There's a short answer and a long one. Here is the first part of the long one ;-)
The first thing you need to know is that a picture doesn't really have a "size", at least not in the way you seem to be looking at it. For example, if you take a picture with a camera (analogue or digital) and ask a high street photo shop to print it for you the first thing they'll ask is, "How big to you want it"? The picture itself is just a bunch of data, and a digital picture is just a block of pixels. If the resolution of the camera when you took the picture was 1600 x 1200 for example and you display that picture at its full "pixel size" on a typical monitor running at a typical 96 pixels per logical inch then the picture will have a "size" of 16.7 x 12.5 logical inches. If you were to write code to deliberately print the exact same picture "pixel for pixel" (so that one "picture pixel" occupied exactly one "printer pixel") to a typical inkjet printer set to draft mode (typically 300 dots per inch) it will print at a size of 5.3 x 4 logical inches and if the same printer is set to high quality (typically 600 dots per inch) it will print at a size of just 2.6 x 2 inches. So, as you can see, displaying or printing a picture "pixel for pixel" will produce a picture whose size depends on the size of each pixel in the output device. That is not the way things are normally done.

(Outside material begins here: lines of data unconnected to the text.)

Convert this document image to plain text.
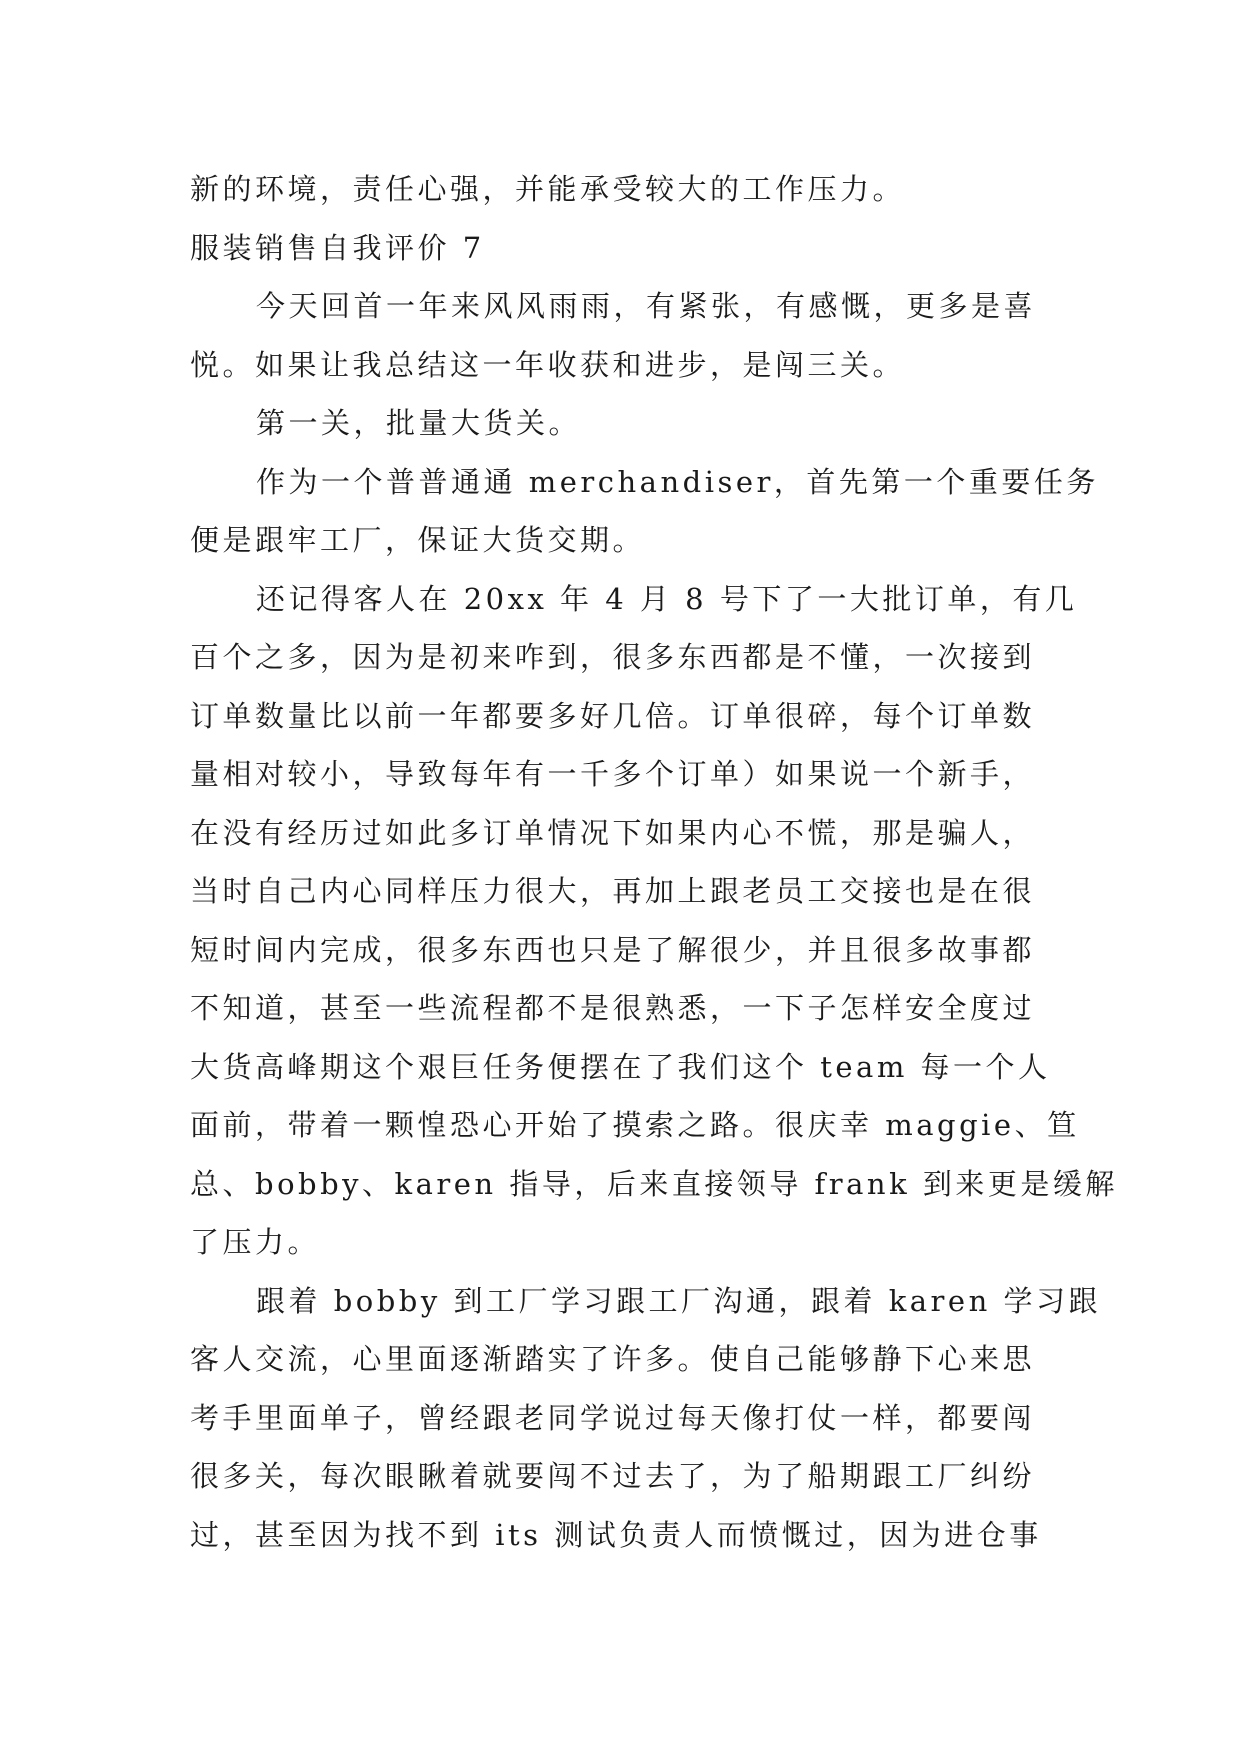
新的环境，责任心强，并能承受较大的工作压力。
服装销售自我评价 7
今天回首一年来风风雨雨，有紧张，有感慨，更多是喜
悦。如果让我总结这一年收获和进步，是闯三关。
第一关，批量大货关。
作为一个普普通通 merchandiser，首先第一个重要任务
便是跟牢工厂，保证大货交期。
还记得客人在 20xx 年 4 月 8 号下了一大批订单，有几
百个之多，因为是初来咋到，很多东西都是不懂，一次接到
订单数量比以前一年都要多好几倍。订单很碎，每个订单数
量相对较小，导致每年有一千多个订单）如果说一个新手，
在没有经历过如此多订单情况下如果内心不慌，那是骗人，
当时自己内心同样压力很大，再加上跟老员工交接也是在很
短时间内完成，很多东西也只是了解很少，并且很多故事都
不知道，甚至一些流程都不是很熟悉，一下子怎样安全度过
大货高峰期这个艰巨任务便摆在了我们这个 team 每一个人
面前，带着一颗惶恐心开始了摸索之路。很庆幸 maggie、笪
总、bobby、karen 指导，后来直接领导 frank 到来更是缓解
了压力。
跟着 bobby 到工厂学习跟工厂沟通，跟着 karen 学习跟
客人交流，心里面逐渐踏实了许多。使自己能够静下心来思
考手里面单子，曾经跟老同学说过每天像打仗一样，都要闯
很多关，每次眼瞅着就要闯不过去了，为了船期跟工厂纠纷
过，甚至因为找不到 its 测试负责人而愤慨过，因为进仓事
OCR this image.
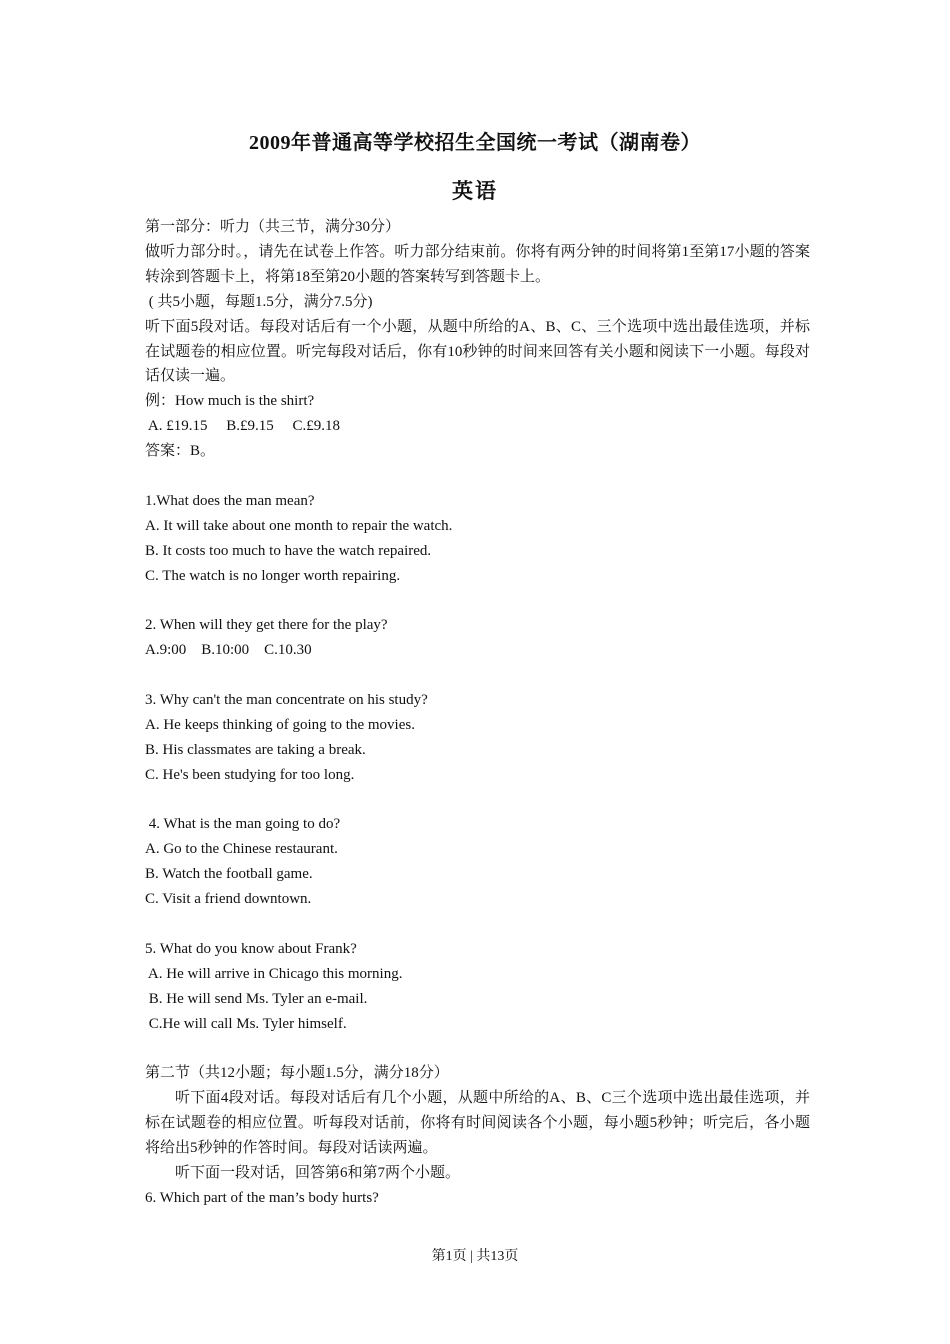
2009年普通高等学校招生全国统一考试（湖南卷）
英语
第一部分：听力（共三节，满分30分）
做听力部分时。，请先在试卷上作答。听力部分结束前。你将有两分钟的时间将第1至第17小题的答案转涂到答题卡上，将第18至第20小题的答案转写到答题卡上。
( 共5小题，每题1.5分，满分7.5分)
听下面5段对话。每段对话后有一个小题，从题中所给的A、B、C、三个选项中选出最佳选项，并标在试题卷的相应位置。听完每段对话后，你有10秒钟的时间来回答有关小题和阅读下一小题。每段对话仅读一遍。
例：How much is the shirt?
A. £19.15     B.£9.15     C.£9.18
答案：B。
1.What does the man mean?
A. It will take about one month to repair the watch.
B. It costs too much to have the watch repaired.
C. The watch is no longer worth repairing.
2. When will they get there for the play?
A.9:00    B.10:00    C.10.30
3. Why can't the man concentrate on his study?
A. He keeps thinking of going to the movies.
B. His classmates are taking a break.
C. He's been studying for too long.
4. What is the man going to do?
A. Go to the Chinese restaurant.
B. Watch the football game.
C. Visit a friend downtown.
5. What do you know about Frank?
A. He will arrive in Chicago this morning.
B. He will send Ms. Tyler an e-mail.
C.He will call Ms. Tyler himself.
第二节（共12小题；每小题1.5分，满分18分）
听下面4段对话。每段对话后有几个小题，从题中所给的A、B、C三个选项中选出最佳选项，并标在试题卷的相应位置。听每段对话前，你将有时间阅读各个小题，每小题5秒钟；听完后，各小题将给出5秒钟的作答时间。每段对话读两遍。
听下面一段对话，回答第6和第7两个小题。
6. Which part of the man’s body hurts?
第1页 | 共13页
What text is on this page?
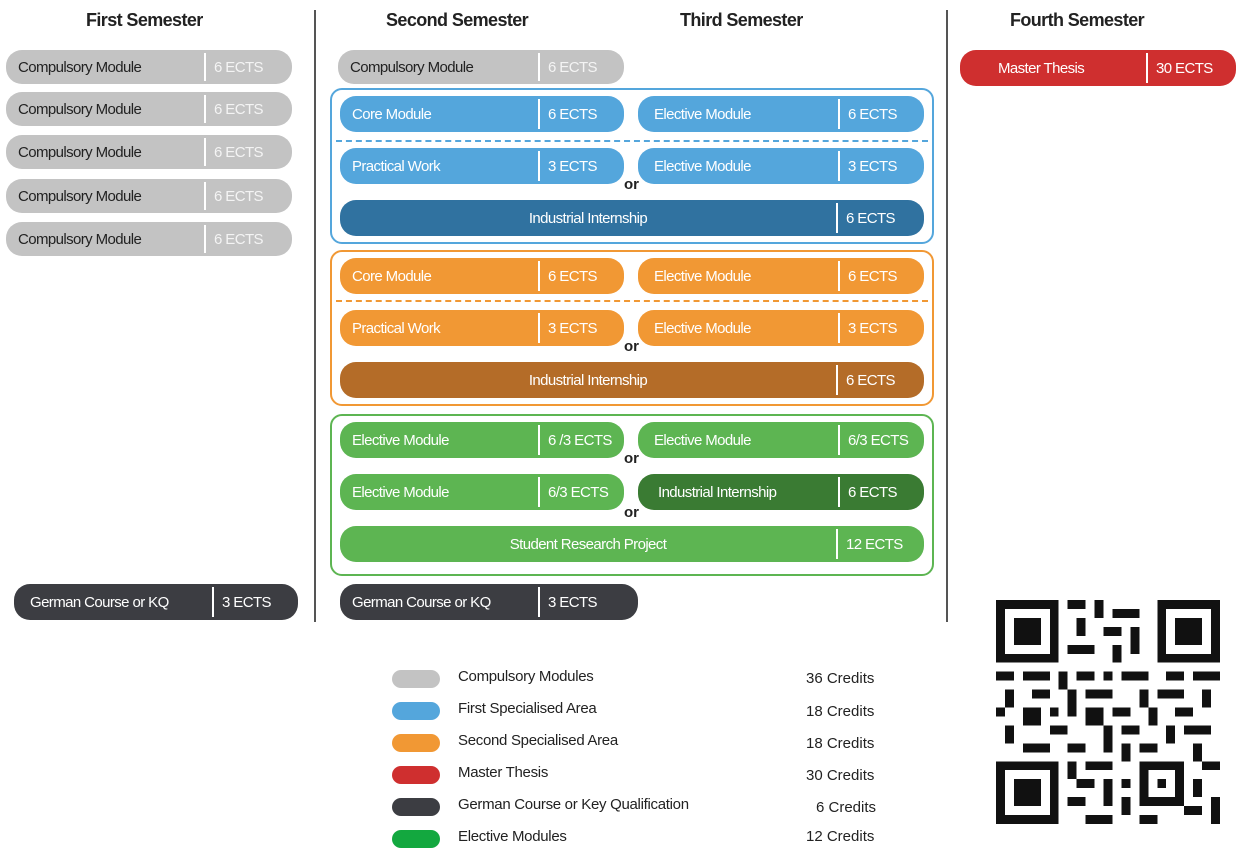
First Semester	Second Semester	Third Semester	Fourth Semester
Compulsory Module	6 ECTS
Compulsory Module	6 ECTS
Compulsory Module	6 ECTS
Compulsory Module	6 ECTS
Compulsory Module	6 ECTS
German Course or KQ	3 ECTS
Compulsory Module	6 ECTS
Core Module	6 ECTS	Elective Module	6 ECTS
Practical Work	3 ECTS	Elective Module	3 ECTS
or
Industrial Internship	6 ECTS
Core Module	6 ECTS	Elective Module	6 ECTS
Practical Work	3 ECTS	Elective Module	3 ECTS
or
Industrial Internship	6 ECTS
Elective Module	6 /3 ECTS	Elective Module	6/3 ECTS
or
Elective Module	6/3 ECTS	Industrial Internship	6 ECTS
or
Student Research Project	12 ECTS
German Course or KQ	3 ECTS
Master Thesis	30 ECTS
Compulsory Modules	36 Credits
First Specialised Area	18 Credits
Second Specialised Area	18 Credits
Master Thesis	30 Credits
German Course or Key Qualification	6 Credits
Elective Modules	12 Credits
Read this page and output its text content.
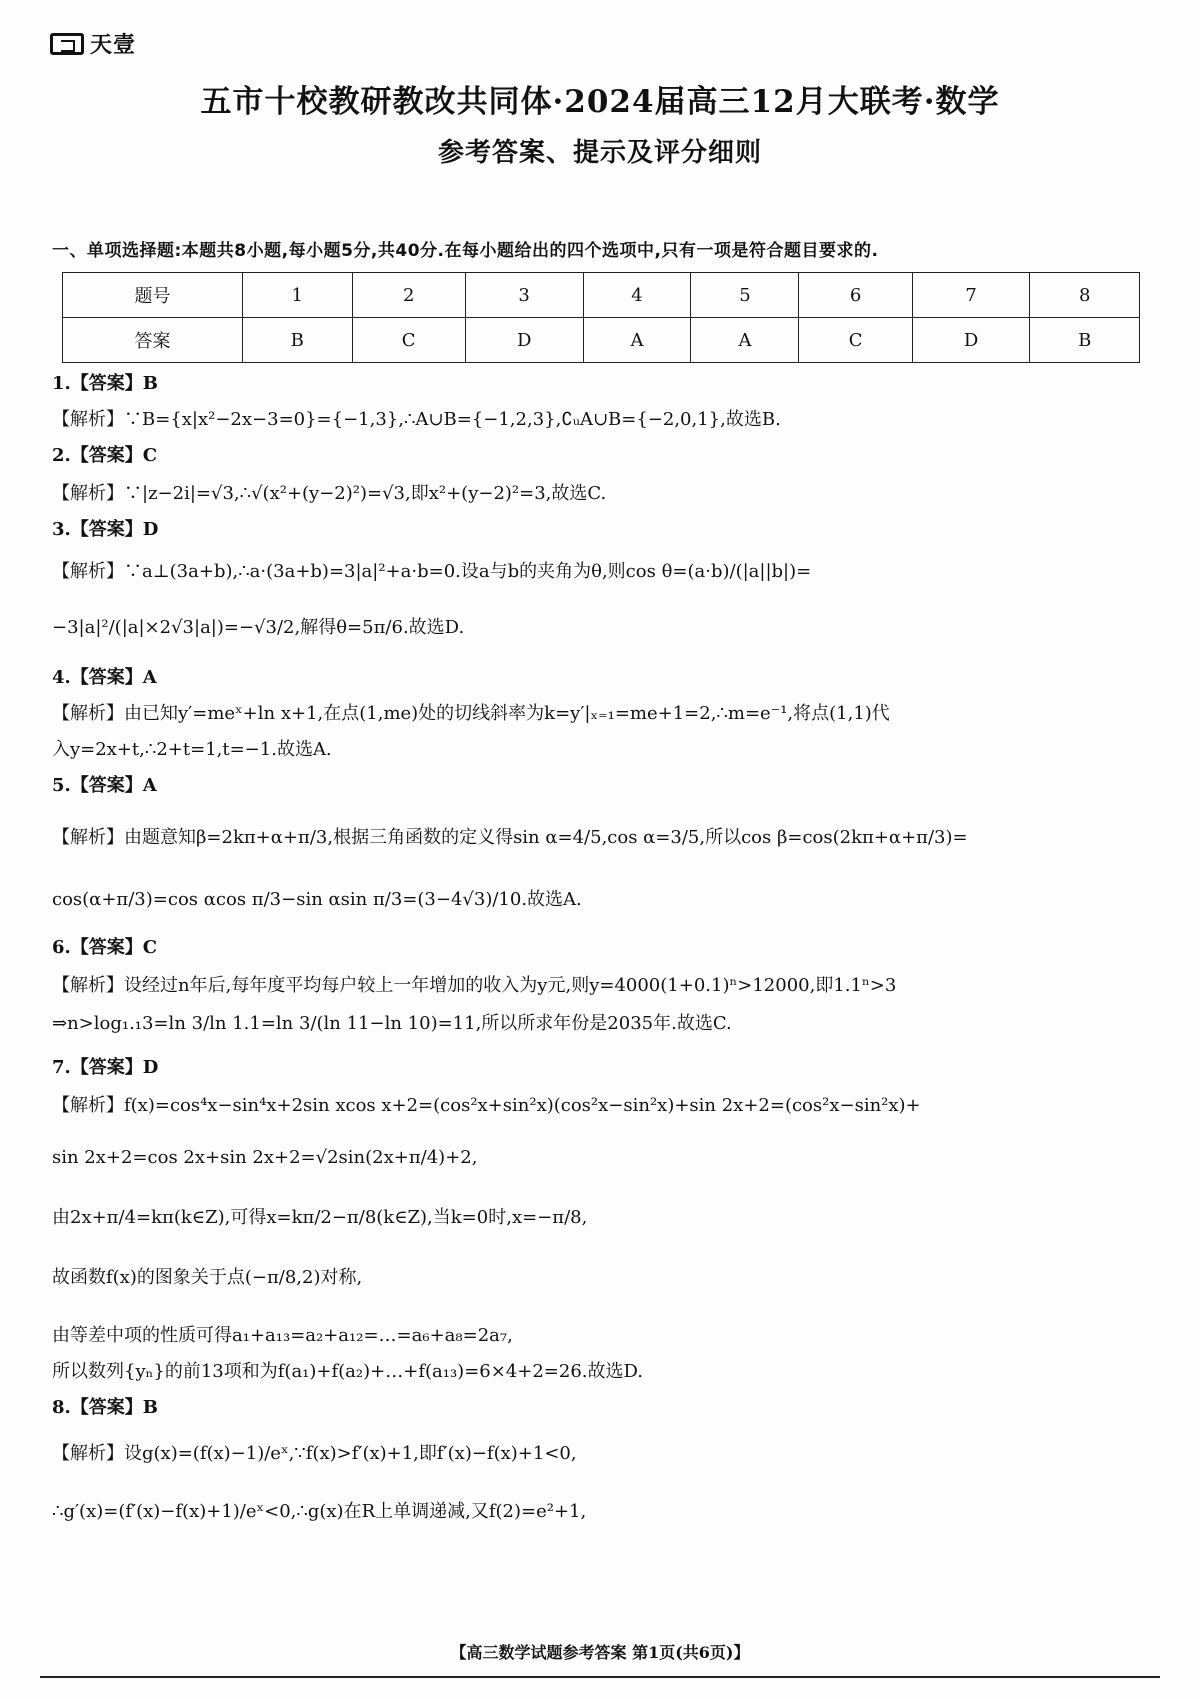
天壹
五市十校教研教改共同体·2024届高三12月大联考·数学
参考答案、提示及评分细则
一、单项选择题:本题共8小题,每小题5分,共40分.在每小题给出的四个选项中,只有一项是符合题目要求的.
题号	1	2	3	4	5	6	7	8
答案	B	C	D	A	A	C	D	B
1.【答案】B
【解析】∵B={x|x²−2x−3=0}={−1,3},∴A∪B={−1,2,3},∁ᵤA∪B={−2,0,1},故选B.
2.【答案】C
【解析】∵|z−2i|=√3,∴√(x²+(y−2)²)=√3,即x²+(y−2)²=3,故选C.
3.【答案】D
【解析】∵a⊥(3a+b),∴a·(3a+b)=3|a|²+a·b=0.设a与b的夹角为θ,则cos θ=(a·b)/(|a||b|)=
−3|a|²/(|a|×2√3|a|)=−√3/2,解得θ=5π/6.故选D.
4.【答案】A
【解析】由已知y′=meˣ+ln x+1,在点(1,me)处的切线斜率为k=y′|ₓ₌₁=me+1=2,∴m=e⁻¹,将点(1,1)代
入y=2x+t,∴2+t=1,t=−1.故选A.
5.【答案】A
【解析】由题意知β=2kπ+α+π/3,根据三角函数的定义得sin α=4/5,cos α=3/5,所以cos β=cos(2kπ+α+π/3)=
cos(α+π/3)=cos αcos π/3−sin αsin π/3=(3−4√3)/10.故选A.
6.【答案】C
【解析】设经过n年后,每年度平均每户较上一年增加的收入为y元,则y=4000(1+0.1)ⁿ>12000,即1.1ⁿ>3
⇒n>log₁.₁3=ln 3/ln 1.1=ln 3/(ln 11−ln 10)=11,所以所求年份是2035年.故选C.
7.【答案】D
【解析】f(x)=cos⁴x−sin⁴x+2sin xcos x+2=(cos²x+sin²x)(cos²x−sin²x)+sin 2x+2=(cos²x−sin²x)+
sin 2x+2=cos 2x+sin 2x+2=√2sin(2x+π/4)+2,
由2x+π/4=kπ(k∈Z),可得x=kπ/2−π/8(k∈Z),当k=0时,x=−π/8,
故函数f(x)的图象关于点(−π/8,2)对称,
由等差中项的性质可得a₁+a₁₃=a₂+a₁₂=…=a₆+a₈=2a₇,
所以数列{yₙ}的前13项和为f(a₁)+f(a₂)+…+f(a₁₃)=6×4+2=26.故选D.
8.【答案】B
【解析】设g(x)=(f(x)−1)/eˣ,∵f(x)>f′(x)+1,即f′(x)−f(x)+1<0,
∴g′(x)=(f′(x)−f(x)+1)/eˣ<0,∴g(x)在R上单调递减,又f(2)=e²+1,
【高三数学试题参考答案 第1页(共6页)】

So, you need to "tell" the output device how big you want the picture to be (just as you need to tell the man in the high street photo shop how big you want him to print it). The output device drivers (whether it be the screen or the printer) will then compress or expand the original "picture pixels" onto the output device in such a way as to produce an output of exactly the size you require. Also, some devices (the screen, for example) can make each one of their "device pixels" any colour they wish out of a typical pallete of millions of colours, whereas other devices (typical inkjet pixels for example) have only three or perhaps five or six different coloured ink tanks to work with and so in order to get an approximation of the desired colour at any given point they need to "mix these colours together" to produce the result. Therefore, they work best when there is a large number of "printer pixels" for each "picture pixel" at your specified picture output size, so quality printers tend to have very large resolutions. As as the picture pixels themselves are concerned, for good quality photos on a typical inket printer you need at least 150 "picture pixels" for every "printed inch" on the printer. VB can actually "tell" the printer to print the picture at any size you want, but the 1600 x 1200 pixel picture we have talked about will print out best if you specify a printed output size of about 10 inches by 8 inches (or less, of course). Any more than 10 x 8 inches and it will begin to look a bit "grainy".
Anyway, I'm in a bit of a rush at the moment so I'll post the actual answer to your question later today, or perhaps someone else will post an answer for you in the meantime, but I just thought it is important for you to understand the above stuff before you actually get into sizing your pictures.